Es ist schön, hier so nachdenkliche Beiträge zu lesen, danke sehr.
Das Thema Tod ist neben den Themen "Essen" und "Glaube" MEIN Thema, diese Trias "Religion-Tod-Essen" ist wohl das, was mich tagtäglich in der einen oder anderen Form beschäftigt.
Loszulassen fällt mir unendlich schwer, und Sterben und Tod sind wohl das grösste Loslassen, dem der Mensch sich stellen muss. Ich habe bisher beide Eltern, zwei Geschwister, meinen sehr geliebten Schwiegervater, mehrere wichtige Verwandte (darunter meine Patentante und meinen Patenonkel, die in meiner Kindheit eine ganz wichtige Rolle gespielt haben) und vor allem auch drei Freunde durch den Tod verloren, wobei der Tod von T. im März dieses Jahres eines der schlimmsten Verluste war. T war wohl in den letzten zehn Jahren mein engster Freund, uns verband eine ganz tiefe Freundschaft. Ich habe ihn in gewisser Weise bei seinem Sterben an Leukämie auch begleiten dürfen, täglich gemailt, sehr oft telefoniert, selbst in der Phase, in der er niemanden mehr sehen wollte. Sein Sterben und Tod hat mich vermutlich so geprägt wie sonst nur das Sterben meiner Mutter, die in meiner Gegenwart, ja, in meinen Armen gestorben ist. Hinzu kommt, dass ich schon zweimal selbst dem Tod von der Schippe gehopst bin, wie man sagt...

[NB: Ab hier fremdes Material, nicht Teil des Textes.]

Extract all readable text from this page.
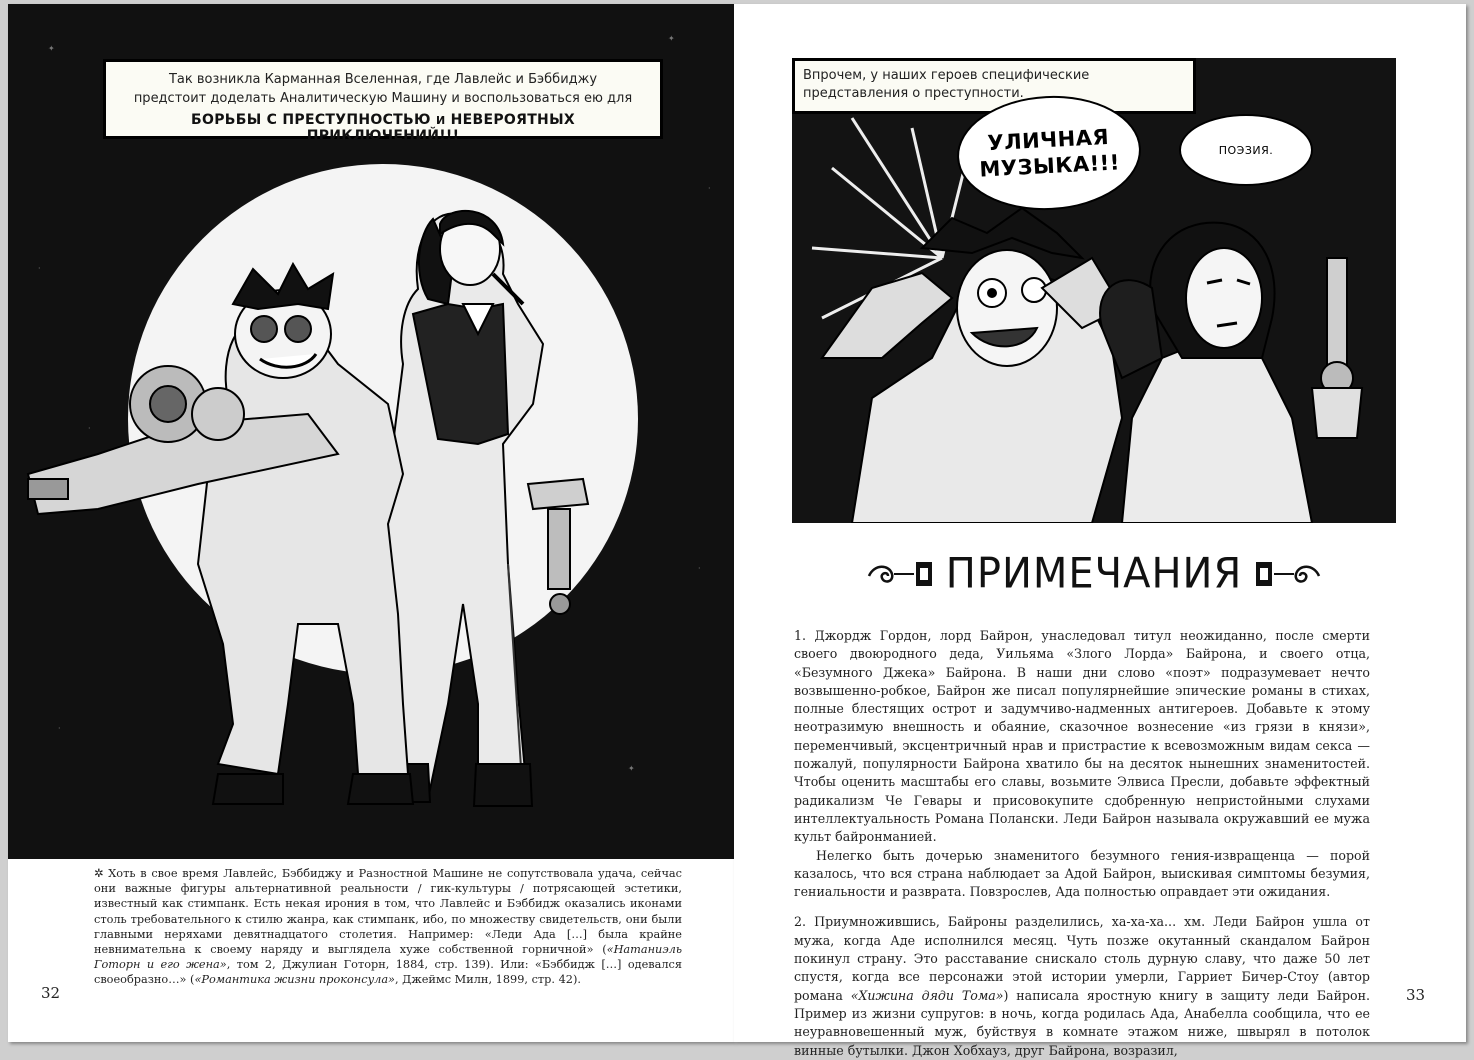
✦
·
✦
·
·
·
·
✦
Так возникла Карманная Вселенная, где Лавлейс и Бэббиджу
предстоит доделать Аналитическую Машину и воспользоваться ею для
БОРЬБЫ С ПРЕСТУПНОСТЬЮ И НЕВЕРОЯТНЫХ ПРИКЛЮЧЕНИЙ!!!
✲ Хоть в свое время Лавлейс, Бэббиджу и Разностной Машине не сопутствовала удача, сейчас они важные фигуры альтернативной реальности / гик-культуры / потрясающей эстетики, известный как стимпанк. Есть некая ирония в том, что Лавлейс и Бэббидж оказались иконами столь требовательного к стилю жанра, как стимпанк, ибо, по множеству свидетельств, они были главными неряхами девятнадцатого столетия. Например: «Леди Ада […] была крайне невнимательна к своему наряду и выглядела хуже собственной горничной» («Натаниэль Готорн и его жена», том 2, Джулиан Готорн, 1884, стр. 139). Или: «Бэббидж […] одевался своеобразно…» («Романтика жизни проконсула», Джеймс Милн, 1899, стр. 42).
32
Впрочем, у наших героев специфические представления о преступности.
УЛИЧНАЯ
МУЗЫКА!!!
ПОЭЗИЯ.
ПРИМЕЧАНИЯ

1. Джордж Гордон, лорд Байрон, унаследовал титул неожиданно, после смерти своего двоюродного деда, Уильяма «Злого Лорда» Байрона, и своего отца, «Безумного Джека» Байрона. В наши дни слово «поэт» подразумевает нечто возвышенно-робкое, Байрон же писал популярнейшие эпические романы в стихах, полные блестящих острот и задумчиво-надменных антигероев. Добавьте к этому неотразимую внешность и обаяние, сказочное вознесение «из грязи в князи», переменчивый, эксцентричный нрав и пристрастие к всевозможным видам секса — пожалуй, популярности Байрона хватило бы на десяток нынешних знаменитостей. Чтобы оценить масштабы его славы, возьмите Элвиса Пресли, добавьте эффектный радикализм Че Гевары и присовокупите сдобренную непристойными слухами интеллектуальность Романа Полански. Леди Байрон называла окружавший ее мужа культ байронманией.

Нелегко быть дочерью знаменитого безумного гения-извращенца — порой казалось, что вся страна наблюдает за Адой Байрон, выискивая симптомы безумия, гениальности и разврата. Повзрослев, Ада полностью оправдает эти ожидания.

2. Приумножившись, Байроны разделились, ха-ха-ха... хм. Леди Байрон ушла от мужа, когда Аде исполнился месяц. Чуть позже окутанный скандалом Байрон покинул страну. Это расставание снискало столь дурную славу, что даже 50 лет спустя, когда все персонажи этой истории умерли, Гарриет Бичер-Стоу (автор романа «Хижина дяди Тома») написала яростную книгу в защиту леди Байрон. Пример из жизни супругов: в ночь, когда родилась Ада, Анабелла сообщила, что ее неуравновешенный муж, буйствуя в комнате этажом ниже, швырял в потолок винные бутылки. Джон Хобхауз, друг Байрона, возразил,

33
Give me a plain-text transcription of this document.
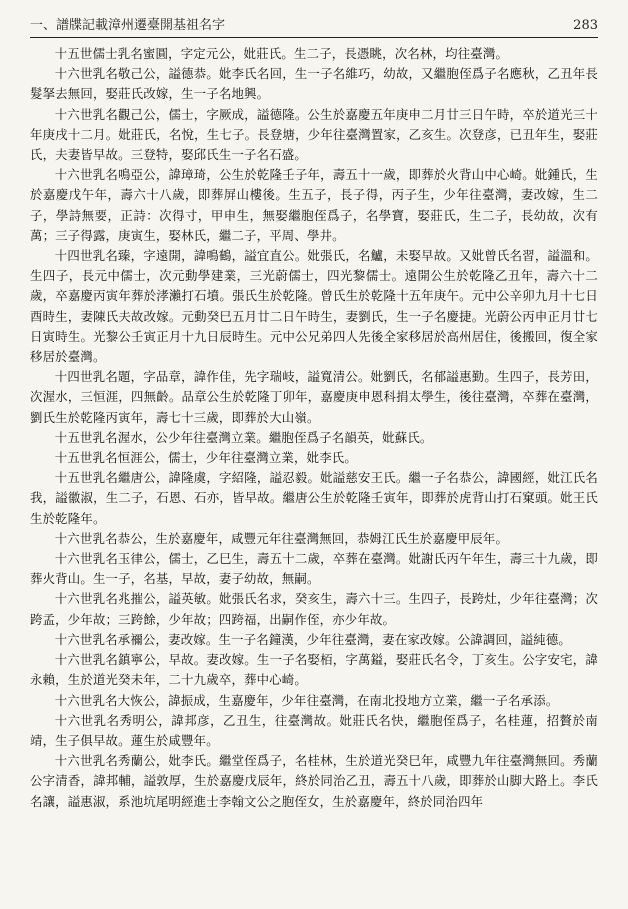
一、譜牒記載漳州遷臺開基祖名字	283

十五世儒士乳名蜜圓，字定元公，妣莊氏。生二子，長憑眺，次名林，均往臺灣。

十六世乳名敬己公，謚德恭。妣李氏名回，生一子名維巧，幼故，又繼胞侄爲子名應秋，乙丑年長髮拏去無回，娶莊氏改嫁，生一子名地興。

十六世乳名觀己公，儒士，字厥成，謚德隆。公生於嘉慶五年庚申二月廿三日午時，卒於道光三十年庚戌十二月。妣莊氏，名悅，生七子。長登塘，少年往臺灣置家，乙亥生。次登彦，已丑年生，娶莊氏，夫妻皆早故。三登特，娶邱氏生一子名石盛。

十六世乳名鳴亞公，諱璋琦，公生於乾隆壬子年，壽五十一歲，即葬於火背山中心崎。妣鍾氏，生於嘉慶戊午年，壽六十八歲，即葬屏山樓後。生五子，長子得，丙子生，少年往臺灣，妻改嫁，生二子，學詩無要，正詩：次得寸，甲申生，無娶繼胞侄爲子，名學寶，娶莊氏，生二子，長幼故，次有萬；三子得露，庚寅生，娶林氏，繼二子，平周、學井。

十四世乳名臻，字遠開，諱鳴鶴，謚宜直公。妣張氏，名鱸，未娶早故。又妣曾氏名習，謚溫和。生四子，長元中儒士，次元動學建業，三光蔚儒士，四光黎儒士。遠開公生於乾隆乙丑年，壽六十二歲，卒嘉慶丙寅年葬於涍瀨打石墳。張氏生於乾隆。曾氏生於乾隆十五年庚午。元中公辛卯九月十七日酉時生，妻陳氏夫故改嫁。元動癸巳五月廿二日午時生，妻劉氏，生一子名慶捷。光蔚公丙申正月廿七日寅時生。光黎公壬寅正月十九日辰時生。元中公兄弟四人先後全家移居於高州居住，後搬回，復全家移居於臺灣。

十四世乳名題，字品章，諱作佳，先字瑞岐，謚寬清公。妣劉氏，名郁謚惠勤。生四子，長芳田，次渥水，三恒涯，四無齡。品章公生於乾隆丁卯年，嘉慶庚申恩科捐太學生，後往臺灣，卒葬在臺灣，劉氏生於乾隆丙寅年，壽七十三歲，即葬於大山嶺。

十五世乳名渥水，公少年往臺灣立業。繼胞侄爲子名韻英，妣蘇氏。

十五世乳名恒涯公，儒士，少年往臺灣立業，妣李氏。

十五世乳名繼唐公，諱隆虞，字紹隆，謚忍毅。妣謚慈安王氏。繼一子名恭公，諱國經，妣江氏名我，謚徽淑，生二子，石恩、石亦，皆早故。繼唐公生於乾隆壬寅年，即葬於虎背山打石窠頭。妣王氏生於乾隆年。

十六世乳名恭公，生於嘉慶年，咸豐元年往臺灣無回，恭姆江氏生於嘉慶甲辰年。

十六世乳名玉律公，儒士，乙巳生，壽五十二歲，卒葬在臺灣。妣謝氏丙午年生，壽三十九歲，即葬火背山。生一子，名基，早故，妻子幼故，無嗣。

十六世乳名兆摧公，謚英敏。妣張氏名求，癸亥生，壽六十三。生四子，長跨灶，少年往臺灣；次跨孟，少年故；三跨餘，少年故；四跨福，出嗣作侄，亦少年故。

十六世乳名承禰公，妻改嫁。生一子名鐘漢，少年往臺灣，妻在家改嫁。公諱調回，謚純德。

十六世乳名鎮寧公，早故。妻改嫁。生一子名娶栢，字萬鎰，娶莊氏名令，丁亥生。公字安宅，諱永賴，生於道光癸未年，二十九歲卒，葬中心崎。

十六世乳名大恢公，諱振成，生嘉慶年，少年往臺灣，在南北投地方立業，繼一子名承添。

十六世乳名秀明公，諱邦彦，乙丑生，往臺灣故。妣莊氏名快，繼胞侄爲子，名桂蓮，招贅於南靖，生子俱早故。蓮生於咸豐年。

十六世乳名秀蘭公，妣李氏。繼堂侄爲子，名桂林，生於道光癸巳年，咸豐九年往臺灣無回。秀蘭公字清香，諱邦輔，謚敦厚，生於嘉慶戊辰年，終於同治乙丑，壽五十八歲，即葬於山脚大路上。李氏名讓，謚惠淑，系池坑尾明經進士李翰文公之胞侄女，生於嘉慶年，終於同治四年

Ich bin also eigentlich "tod-und-sterbe-erfahren" und dennoch machen Sterben und Tod mir grosse Angst, vor allem der Gedanke, nicht mehr zu "sein" und meine Frau nicht mehr zu sehen, zu spüren, zu hören zu "haben". Ich glaube, das ist das Schlimmste überhaupt für mich: Von meiner Frau getrennt zu sein, und nach allen Gesprächen, die wir darüber geführt haben, ist es wohl auch das Schlimmste für meine Frau. Dennoch sieht sie es gelassener als ich, sie ist "sicher" dass es über den Tod hinaus eine "Verbindung" geben wird, die wir hier und heute nicht verstehen können, aber sie ist davon überzeugt. Sie glaubt an ein "Danach", nicht inform eines Paradieses oder so, sondern eher als ein Bewusstseinskontinuum, das mit dem Tod einfach nicht abbricht, auch zwischen Menschen, die einander sehr nahe gestanden haben.
Und hier kommt mein Glaube bzw. meine Zweifel aufs Tablett: Ich sehne mich danach, glauben zu können. Zum einen, weil ich das Leben sonst verdammt absurd und sinnlos fände, zum anderen, weil ich mir davon eine Milderung meiner Todesangst erhoffe, denn der Glaube an Gott und eine Hoffnung auf ein "Danach" sind für mich aufs Engste miteinander verbunden..
Vor dem Sterben an sich, vor Schmerzen etc. habe ich keine Angst. Aber vor dem Abschiednehmen... Und trotzdem möchte ich nicht "einfach so im Schlaf sterben", wie es ja für manche ein Ideal ist. Nein, ich möchte WISSEN, dass und wenn es zuende geht, ich möchte auch diese Phase meines Lebens bewusst erleben, so wie ich alles, was mir möglich war, bewusst erlebt habe bisher.
Etwas ungeordnete Gedanken, aber das ist für mich auch ein sehr heikles, schweres, ungeordnetes, aber wichtiges Thema.